Calls for social change are quickly politicized …therefore quickly colored red or blue, rarely purple.
I wonder how St. Vincent would be colored?
Vincentians across the spectrum may forget the Vincentian paradox. St. Vincent brought great social change to 17th century France… but … he had no grand theory of social change.
This Mindwalk is a reflection on a saying of a contemporary change agent – Shane Claiborne
“Everybody wants a revolution, but nobody wants to do the dishes.”
First back to Vincent…
St. Vincent changed the face of 17th century France
Vincent did not have any grandiose plan for social changes.
Yet, in one of the paradoxes of history, he is now being recognized as one of the most effective change agents in the history of the church… and French society. At his funeral, a nationally known orator said “Vincent just about changed the face of France.” Quite a tribute!
St. Vincent not only saw the needs of his sisters and brothers. He organized ministerial responses to their suffering. His insight … “The poor suffer less from a lack of generosity than from a lack of organization.”
He made his own the words of Isaiah and Jesus… “proclaim liberty to captives and recovery of sight to the blind, to let the oppressed go free and to proclaim a year acceptable to the Lord”
He energized the clergy by forming something new … a network of seminaries!
Women especially responded to serve those in need. In each parish he and his followers served, they established “Confraternities”.
St. Vincent’s legacy has stood the test of time because he not only changed his world but anticipated many of the most exciting currents in today’s Church …
Back to Shane Claiborne
Shane Clairborne has a reputation for “walking the talk.” He is fond of saying
“Everybody wants a revolution, but nobody wants to do the dishes.”
Shane Claiborne still does the dishes.
A reviewer drove home the point. Ben Katt wrote Shane Claiborne still does the dishes — the ordinary, everyday, simple stuff on the city blocks and street corners and row house front porches of his neighborhood.
- He says “Hello” to his neighbors (or maybe it was “Howdy”?), calls them by name and asks them how they’re doing.
- He kindly, but firmly tells the young man subtly (to outside eyes!) dealing drugs on the corner, “We’re keeping this corner clean.”

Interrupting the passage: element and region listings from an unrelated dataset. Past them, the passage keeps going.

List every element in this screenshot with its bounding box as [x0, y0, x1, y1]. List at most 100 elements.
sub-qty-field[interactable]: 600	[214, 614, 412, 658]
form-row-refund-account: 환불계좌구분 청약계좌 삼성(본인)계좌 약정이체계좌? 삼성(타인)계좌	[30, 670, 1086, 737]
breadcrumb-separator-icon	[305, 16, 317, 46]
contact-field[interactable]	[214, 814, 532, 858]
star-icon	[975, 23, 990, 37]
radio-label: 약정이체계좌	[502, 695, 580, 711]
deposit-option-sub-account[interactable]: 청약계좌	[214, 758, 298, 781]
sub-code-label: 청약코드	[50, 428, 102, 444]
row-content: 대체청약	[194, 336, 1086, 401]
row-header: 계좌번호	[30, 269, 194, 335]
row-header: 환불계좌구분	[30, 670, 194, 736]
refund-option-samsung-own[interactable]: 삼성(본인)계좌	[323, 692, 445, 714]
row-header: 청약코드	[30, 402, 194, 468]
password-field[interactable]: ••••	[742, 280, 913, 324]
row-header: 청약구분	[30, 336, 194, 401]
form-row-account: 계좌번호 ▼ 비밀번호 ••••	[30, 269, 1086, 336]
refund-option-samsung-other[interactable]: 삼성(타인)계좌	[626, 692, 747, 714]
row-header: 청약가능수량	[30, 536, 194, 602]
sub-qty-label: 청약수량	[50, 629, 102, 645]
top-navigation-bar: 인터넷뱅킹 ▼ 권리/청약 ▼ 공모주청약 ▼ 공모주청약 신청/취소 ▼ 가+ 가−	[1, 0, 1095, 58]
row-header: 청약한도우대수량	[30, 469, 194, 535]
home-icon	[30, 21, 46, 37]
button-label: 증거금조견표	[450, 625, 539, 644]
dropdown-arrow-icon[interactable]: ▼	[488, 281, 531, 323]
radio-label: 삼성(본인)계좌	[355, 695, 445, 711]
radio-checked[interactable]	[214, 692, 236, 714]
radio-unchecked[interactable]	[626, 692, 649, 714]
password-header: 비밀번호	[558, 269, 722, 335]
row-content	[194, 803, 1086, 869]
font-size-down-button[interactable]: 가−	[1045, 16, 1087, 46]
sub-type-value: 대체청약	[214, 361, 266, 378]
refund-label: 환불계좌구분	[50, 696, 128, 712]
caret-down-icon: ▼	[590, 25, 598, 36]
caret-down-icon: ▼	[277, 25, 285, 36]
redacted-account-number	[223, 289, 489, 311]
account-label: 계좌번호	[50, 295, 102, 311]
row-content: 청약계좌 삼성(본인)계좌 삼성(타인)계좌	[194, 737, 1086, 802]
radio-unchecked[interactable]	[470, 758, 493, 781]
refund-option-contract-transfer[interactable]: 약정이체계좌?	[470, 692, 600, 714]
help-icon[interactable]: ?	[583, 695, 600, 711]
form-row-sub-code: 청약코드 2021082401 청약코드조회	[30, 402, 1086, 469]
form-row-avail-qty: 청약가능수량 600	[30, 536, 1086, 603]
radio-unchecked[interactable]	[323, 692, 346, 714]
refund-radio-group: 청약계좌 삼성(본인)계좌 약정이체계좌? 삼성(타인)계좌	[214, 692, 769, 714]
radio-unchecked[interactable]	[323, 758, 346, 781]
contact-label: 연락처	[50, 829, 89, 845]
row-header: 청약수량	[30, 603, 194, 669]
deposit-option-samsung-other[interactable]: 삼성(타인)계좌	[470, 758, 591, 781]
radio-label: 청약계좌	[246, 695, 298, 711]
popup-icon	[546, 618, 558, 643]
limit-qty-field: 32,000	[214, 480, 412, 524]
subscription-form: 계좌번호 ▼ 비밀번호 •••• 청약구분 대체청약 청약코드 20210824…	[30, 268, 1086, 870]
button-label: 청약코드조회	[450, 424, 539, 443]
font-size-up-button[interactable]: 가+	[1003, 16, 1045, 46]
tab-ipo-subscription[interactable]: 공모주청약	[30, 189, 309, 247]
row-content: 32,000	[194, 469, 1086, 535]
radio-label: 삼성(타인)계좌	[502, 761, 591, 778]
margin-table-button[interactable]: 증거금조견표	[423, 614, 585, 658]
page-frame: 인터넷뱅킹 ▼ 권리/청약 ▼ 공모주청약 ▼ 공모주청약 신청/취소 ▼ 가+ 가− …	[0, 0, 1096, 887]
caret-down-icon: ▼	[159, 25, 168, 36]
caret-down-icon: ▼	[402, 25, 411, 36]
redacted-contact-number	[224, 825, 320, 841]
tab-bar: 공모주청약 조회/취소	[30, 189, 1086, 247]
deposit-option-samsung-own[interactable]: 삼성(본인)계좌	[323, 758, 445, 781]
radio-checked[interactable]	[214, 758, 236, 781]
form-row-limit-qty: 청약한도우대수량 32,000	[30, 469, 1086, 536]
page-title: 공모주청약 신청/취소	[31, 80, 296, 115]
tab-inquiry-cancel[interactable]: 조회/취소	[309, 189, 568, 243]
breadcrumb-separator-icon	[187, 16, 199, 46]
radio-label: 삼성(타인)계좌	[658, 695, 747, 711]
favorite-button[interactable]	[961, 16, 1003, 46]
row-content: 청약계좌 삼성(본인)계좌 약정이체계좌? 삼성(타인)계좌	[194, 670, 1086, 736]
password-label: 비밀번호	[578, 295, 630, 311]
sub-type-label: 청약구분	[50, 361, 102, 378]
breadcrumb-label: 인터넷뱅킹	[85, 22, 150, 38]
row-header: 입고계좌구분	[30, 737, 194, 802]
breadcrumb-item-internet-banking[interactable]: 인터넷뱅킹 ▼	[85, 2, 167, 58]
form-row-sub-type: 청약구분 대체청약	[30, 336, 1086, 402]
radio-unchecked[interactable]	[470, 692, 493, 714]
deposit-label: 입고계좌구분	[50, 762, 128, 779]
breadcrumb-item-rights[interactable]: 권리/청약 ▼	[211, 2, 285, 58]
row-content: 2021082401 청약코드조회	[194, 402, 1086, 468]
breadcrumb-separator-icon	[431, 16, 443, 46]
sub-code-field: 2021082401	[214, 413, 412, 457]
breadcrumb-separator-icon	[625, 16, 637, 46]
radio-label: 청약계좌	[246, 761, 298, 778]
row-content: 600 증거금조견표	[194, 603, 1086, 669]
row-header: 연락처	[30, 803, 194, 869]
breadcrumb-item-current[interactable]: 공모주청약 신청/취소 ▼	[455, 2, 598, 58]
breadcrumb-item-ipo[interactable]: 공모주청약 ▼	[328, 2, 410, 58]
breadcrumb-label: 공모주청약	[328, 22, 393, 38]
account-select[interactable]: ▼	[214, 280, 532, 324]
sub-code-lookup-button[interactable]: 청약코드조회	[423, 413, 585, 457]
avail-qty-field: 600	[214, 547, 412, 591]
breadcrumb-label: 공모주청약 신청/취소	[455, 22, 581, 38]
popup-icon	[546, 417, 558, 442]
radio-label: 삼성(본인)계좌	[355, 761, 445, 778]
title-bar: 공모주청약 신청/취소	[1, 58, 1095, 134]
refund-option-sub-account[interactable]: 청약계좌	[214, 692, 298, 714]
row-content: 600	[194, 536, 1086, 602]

- He helps organize a prayer vigil to mourn the victims of recent shootings in the neighborhood and is actively involved in the development of the neighborhood park.
- He walks an out-of-towner to the El train stop a few blocks away.
St. Vincent’s way of saying it
“Let us love God. But let it be with the sweat of our brows and the strength of our arms!”
I am quite sure he would resonate with the appeal “… and do the dishes!”
Vincent certainly paid attention to details. His conferences to the Daughters of Charity are filled with his attentiveness
I am becoming increasingly convinced that it was his attention to the details he observed in the stories told by and about Jesus.
In our desire to do more than just bind up wounds but also prevent the wounds from occurring, we might do well to follow Vincent’s example of reflective reading of the scripture to see parallels in our lives.
Are Vincentians doing the dishes of social change?
- Do I do the dishes of getting to know the person in front of me?
- Do I do the dishes by asking the very simple question, WHY? Why is this happening?
- Do I do the dishes by looking around to see who can help change the “why”?